The past simple is an aspectual tense that combines the past tense with the simple aspect. For example, “I did something.” This has various uses in English.

Meaning[edit | edit source]

The past tense is used when speakers wish to distance the situation — in vividness, reality or directness. Typical uses include:

  1. Single past action in the past: Emma woke up at 6.30.
  2. Past repeated actions: I played football twice a week when I was at school.
  3. Past state: Peter was ill for the last ten years of his life.
  4. Polite conversation marker (present or future): Excuse me. I wondered if you had a few minutes after the meeting…
  5. Present regret: I wish I had a job that paid more.
  6. Counterfactual present: The children would understand if they were older.
  7. Hypothetical future (viewed as not very probable): If I didn’t get my degree next year, my father would be very disappointed.

Form[edit | edit source]

As this uses the past tense, finite verbs are inflected into their preterite form.
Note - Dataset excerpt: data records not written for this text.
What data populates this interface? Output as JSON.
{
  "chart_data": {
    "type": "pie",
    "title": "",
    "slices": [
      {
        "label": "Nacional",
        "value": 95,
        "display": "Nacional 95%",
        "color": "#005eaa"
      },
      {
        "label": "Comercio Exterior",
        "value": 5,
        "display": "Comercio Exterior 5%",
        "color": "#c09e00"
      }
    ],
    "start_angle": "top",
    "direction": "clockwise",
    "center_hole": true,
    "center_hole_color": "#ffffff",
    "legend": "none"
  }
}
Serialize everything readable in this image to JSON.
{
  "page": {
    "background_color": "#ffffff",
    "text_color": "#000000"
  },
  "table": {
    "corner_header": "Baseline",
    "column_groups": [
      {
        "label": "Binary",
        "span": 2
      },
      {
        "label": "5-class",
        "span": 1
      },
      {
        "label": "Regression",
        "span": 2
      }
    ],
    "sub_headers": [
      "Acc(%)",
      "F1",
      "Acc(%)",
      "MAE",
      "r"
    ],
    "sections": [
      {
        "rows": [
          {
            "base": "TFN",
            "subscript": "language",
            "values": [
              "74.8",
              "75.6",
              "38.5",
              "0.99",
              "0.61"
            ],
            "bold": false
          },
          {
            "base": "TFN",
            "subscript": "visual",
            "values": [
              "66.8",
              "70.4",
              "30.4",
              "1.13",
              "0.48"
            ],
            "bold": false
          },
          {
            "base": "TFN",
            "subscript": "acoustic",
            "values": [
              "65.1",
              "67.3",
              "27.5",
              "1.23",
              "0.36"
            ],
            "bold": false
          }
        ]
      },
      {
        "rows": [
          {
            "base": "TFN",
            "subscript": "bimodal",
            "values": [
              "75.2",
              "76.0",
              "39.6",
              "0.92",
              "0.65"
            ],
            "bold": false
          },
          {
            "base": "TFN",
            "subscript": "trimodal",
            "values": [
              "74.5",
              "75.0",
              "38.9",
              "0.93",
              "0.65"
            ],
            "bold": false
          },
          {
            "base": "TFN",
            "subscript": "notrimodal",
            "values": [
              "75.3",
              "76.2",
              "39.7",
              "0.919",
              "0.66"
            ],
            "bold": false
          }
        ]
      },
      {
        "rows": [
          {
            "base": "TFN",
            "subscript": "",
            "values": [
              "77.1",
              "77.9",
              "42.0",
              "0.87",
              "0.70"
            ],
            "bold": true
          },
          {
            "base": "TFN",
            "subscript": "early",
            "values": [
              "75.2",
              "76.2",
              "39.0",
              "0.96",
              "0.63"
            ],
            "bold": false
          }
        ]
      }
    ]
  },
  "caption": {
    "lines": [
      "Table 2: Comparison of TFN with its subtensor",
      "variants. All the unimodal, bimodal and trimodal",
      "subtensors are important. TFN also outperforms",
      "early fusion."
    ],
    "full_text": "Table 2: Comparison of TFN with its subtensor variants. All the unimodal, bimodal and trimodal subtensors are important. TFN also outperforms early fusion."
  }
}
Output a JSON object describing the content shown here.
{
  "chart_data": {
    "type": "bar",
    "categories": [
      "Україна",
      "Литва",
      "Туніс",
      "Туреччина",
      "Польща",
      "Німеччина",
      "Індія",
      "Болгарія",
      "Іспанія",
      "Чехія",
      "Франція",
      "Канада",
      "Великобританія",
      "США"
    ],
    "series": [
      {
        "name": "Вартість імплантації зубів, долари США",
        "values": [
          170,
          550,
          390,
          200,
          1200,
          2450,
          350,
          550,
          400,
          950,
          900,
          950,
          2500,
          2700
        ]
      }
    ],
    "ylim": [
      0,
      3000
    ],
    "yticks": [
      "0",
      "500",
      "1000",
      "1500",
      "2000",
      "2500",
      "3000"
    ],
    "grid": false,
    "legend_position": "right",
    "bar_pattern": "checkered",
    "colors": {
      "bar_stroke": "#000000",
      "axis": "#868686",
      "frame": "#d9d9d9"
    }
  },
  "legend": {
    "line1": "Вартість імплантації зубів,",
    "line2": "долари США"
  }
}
Irregular verbs have irregular preterites. No aspect is present, meaning that questions and negatives use auxiliary do as an auxiliary verb.

For example:

  • I went to the park.
  • Did you go to the park?
  • I didn’t go to the park.
  • Didn’t you go to the park?

Time expressions[edit | edit source]

The following time expressions are often used with the past simple tense in English:

  1. yesterday,
  2. a week [month, year] ago,
  3. last [month, year, weekend, Monday] night,
  4. the day before yesterday,
  5. two days [months, years] ago.

Examples:

  1. I was late yesterday.
  2. I arrived the day before yesterday.
  3. I met him a week ago at the train station.

Appropriacy[edit | edit source]

The past simple is commonly used in narration.

Pedagogy[edit | edit source]

This is usually the third aspectual tense taught to EFL learners. They will see it extensively used in narrative fiction.